A friend at Moreton writes to him, 11 January 1846, “The poor will suffer much from the high price of corn and no potatoes. The farmers never had such times. Cattle and sheep are at enormous prices—a farmer told me his stock was worth £1300 more than last year.” He writes again, 30 September 1849, “Farmers are down in the mouth: cattle selling very low, and there is a complete panic. All the little farmers will be ruined.”
The same friend writes him, 5 July 1846, “I had a man here yesterday who has just £300 a year in land, and he thinks that corn will during the next fourteen years be very little (if at all) lower than during the last fourteen. [That was so.] The increase of population and the demand for labour thro’ the extension of trade and making of railroads will, he thinks, tend to keep up the price. He says we are only now beginning to expand.”
My grandfather touched on many subjects in his letters, and often wrote things that read rather strangely now. Thus, on 23 February 1845, “Taking off the duty on glass will be a great thing for all, for we shall soon have the greater portion of our earthenware changed for glass, tea-sets, etc. etc.” On 20 June 1842, “Government ought to recall the sovereigns, and let the loss be born by the State generally not individually,” and on 25 December 1843, “What a fuss about the light sovereign: no silver to be got, everyone wanting, and none will say they have any.”
He writes on 15 January 1858, “I have thought for a long time past that building houses has been carried on to too great an extent in many places. There is great depreciation of house property in Exeter. That fine brick-built house on the site of the old Bridwell in St.
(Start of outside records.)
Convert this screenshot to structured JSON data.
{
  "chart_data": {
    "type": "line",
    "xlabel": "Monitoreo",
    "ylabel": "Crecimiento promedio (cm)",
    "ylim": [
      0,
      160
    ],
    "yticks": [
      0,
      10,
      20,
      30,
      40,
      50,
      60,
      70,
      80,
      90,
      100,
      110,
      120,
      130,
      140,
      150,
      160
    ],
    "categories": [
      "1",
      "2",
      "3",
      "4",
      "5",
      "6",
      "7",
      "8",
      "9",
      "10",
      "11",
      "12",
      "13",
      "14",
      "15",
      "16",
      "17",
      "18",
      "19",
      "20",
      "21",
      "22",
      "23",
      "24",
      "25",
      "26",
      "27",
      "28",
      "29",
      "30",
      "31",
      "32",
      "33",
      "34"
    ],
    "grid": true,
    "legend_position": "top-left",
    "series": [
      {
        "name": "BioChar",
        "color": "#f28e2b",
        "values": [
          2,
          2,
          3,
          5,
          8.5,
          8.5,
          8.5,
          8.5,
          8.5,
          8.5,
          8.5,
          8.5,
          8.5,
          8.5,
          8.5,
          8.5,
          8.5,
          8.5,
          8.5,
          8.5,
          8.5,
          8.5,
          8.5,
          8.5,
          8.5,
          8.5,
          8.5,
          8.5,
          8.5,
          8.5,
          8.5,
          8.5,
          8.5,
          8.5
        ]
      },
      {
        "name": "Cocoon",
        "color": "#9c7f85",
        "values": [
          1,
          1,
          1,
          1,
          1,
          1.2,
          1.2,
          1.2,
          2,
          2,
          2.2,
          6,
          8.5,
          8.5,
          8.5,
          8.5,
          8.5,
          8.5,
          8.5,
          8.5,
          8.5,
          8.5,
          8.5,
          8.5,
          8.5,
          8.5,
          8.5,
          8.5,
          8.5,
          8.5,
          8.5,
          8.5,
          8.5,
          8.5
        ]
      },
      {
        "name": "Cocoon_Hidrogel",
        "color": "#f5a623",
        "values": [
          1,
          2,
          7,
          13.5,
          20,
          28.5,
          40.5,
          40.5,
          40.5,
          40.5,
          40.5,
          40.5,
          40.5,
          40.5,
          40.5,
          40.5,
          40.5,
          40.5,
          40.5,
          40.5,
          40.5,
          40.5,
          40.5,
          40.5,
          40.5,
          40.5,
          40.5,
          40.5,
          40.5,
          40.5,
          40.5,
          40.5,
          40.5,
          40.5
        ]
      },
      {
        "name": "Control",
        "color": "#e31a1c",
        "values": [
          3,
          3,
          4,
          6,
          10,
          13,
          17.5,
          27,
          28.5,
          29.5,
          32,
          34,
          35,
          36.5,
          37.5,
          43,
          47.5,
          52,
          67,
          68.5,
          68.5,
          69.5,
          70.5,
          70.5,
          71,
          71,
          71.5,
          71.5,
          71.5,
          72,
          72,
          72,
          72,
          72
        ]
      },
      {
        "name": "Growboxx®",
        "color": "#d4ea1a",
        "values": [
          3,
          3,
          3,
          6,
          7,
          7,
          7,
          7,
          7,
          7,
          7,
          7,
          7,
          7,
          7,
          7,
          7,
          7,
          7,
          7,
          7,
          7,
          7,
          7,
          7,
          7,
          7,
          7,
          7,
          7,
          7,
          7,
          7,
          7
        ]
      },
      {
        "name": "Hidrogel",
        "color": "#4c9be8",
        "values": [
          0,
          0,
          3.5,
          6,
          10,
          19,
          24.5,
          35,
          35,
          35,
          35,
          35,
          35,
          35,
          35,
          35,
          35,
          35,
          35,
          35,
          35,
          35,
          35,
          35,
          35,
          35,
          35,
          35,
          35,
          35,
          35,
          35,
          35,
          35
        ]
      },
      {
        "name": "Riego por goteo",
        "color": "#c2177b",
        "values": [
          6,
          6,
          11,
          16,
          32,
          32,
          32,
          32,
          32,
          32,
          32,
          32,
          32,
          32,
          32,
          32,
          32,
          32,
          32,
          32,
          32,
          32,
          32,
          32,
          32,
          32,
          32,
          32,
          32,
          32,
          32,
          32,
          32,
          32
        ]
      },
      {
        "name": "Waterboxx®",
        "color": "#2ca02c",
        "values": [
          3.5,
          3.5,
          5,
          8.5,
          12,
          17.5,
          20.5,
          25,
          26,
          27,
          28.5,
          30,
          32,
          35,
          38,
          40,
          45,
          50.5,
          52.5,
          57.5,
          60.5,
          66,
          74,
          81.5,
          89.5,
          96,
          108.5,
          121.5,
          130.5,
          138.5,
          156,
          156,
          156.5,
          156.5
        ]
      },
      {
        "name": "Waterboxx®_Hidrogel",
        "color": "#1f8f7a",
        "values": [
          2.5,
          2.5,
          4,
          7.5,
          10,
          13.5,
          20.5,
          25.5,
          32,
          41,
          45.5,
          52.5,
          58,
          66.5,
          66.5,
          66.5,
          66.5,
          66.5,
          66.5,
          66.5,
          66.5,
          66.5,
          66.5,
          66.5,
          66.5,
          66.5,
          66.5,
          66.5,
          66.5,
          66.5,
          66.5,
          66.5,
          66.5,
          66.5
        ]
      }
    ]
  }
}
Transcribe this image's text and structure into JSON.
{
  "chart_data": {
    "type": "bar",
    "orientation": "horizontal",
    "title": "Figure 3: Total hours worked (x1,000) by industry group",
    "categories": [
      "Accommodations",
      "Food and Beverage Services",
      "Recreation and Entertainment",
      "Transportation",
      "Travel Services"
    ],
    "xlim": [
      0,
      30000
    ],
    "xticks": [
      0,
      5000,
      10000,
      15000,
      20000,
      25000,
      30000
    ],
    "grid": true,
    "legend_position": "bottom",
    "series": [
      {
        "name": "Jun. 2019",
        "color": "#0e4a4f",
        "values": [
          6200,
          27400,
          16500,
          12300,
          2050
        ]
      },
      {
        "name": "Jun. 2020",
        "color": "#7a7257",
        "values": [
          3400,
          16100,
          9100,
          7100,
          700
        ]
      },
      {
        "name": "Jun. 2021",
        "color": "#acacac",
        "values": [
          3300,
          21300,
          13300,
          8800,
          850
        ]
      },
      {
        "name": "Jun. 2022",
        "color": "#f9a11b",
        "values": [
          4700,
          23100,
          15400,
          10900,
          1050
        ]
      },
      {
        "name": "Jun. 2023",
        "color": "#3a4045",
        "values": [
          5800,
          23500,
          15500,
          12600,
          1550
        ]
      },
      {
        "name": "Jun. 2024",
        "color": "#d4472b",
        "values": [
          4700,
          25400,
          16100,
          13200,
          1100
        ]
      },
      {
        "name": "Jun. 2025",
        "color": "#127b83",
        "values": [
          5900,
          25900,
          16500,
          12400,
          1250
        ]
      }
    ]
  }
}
Thomas was sold a short time since for £450, gardens and all, and the house alone cost £2000. The auctioneer said, if I was inclined to purchase, he would obtain for me fourscore houses in Mount Radford for what the land cost, to say nothing of the erection.” After a visit from a friend from Guernsey, he writes on 26 March 1854, “There are now over seven hundred houses vacant in Guernsey, some from emigration and some from half-pay officers leaving, as since Free Trade they can live in England as cheap as there, excepting spirits and wine.”
On 17 November 1850 he writes, “We hear very little of Protection now: the No Popery cry has superseded it.” On 7 December 1850 a friend in London writes, “Had not honest John Bull been frightened out of his wits by the Cholera last year, as he has by the Pope this, he would never have submitted to these domiciliary visits to his Castle. I consider the powers of the Commissioners of Sewers most despotic and inquisitorial.”
There was need enough of sanitation. He writes on 23 September 1849, “Newton market is greatly affected by the cholera at Torquay: people leaving as fast as they can: many deaths last week. Mr *****’s daughter was taken and dead in twelve hours.” On 27 September 1849, “I was at Moreton on Tuesday: small-pox, scarlatina and typhus now raging there.” On 22 February 1852, “I hear children are dying by scores at Plymouth in small-pox and measles.”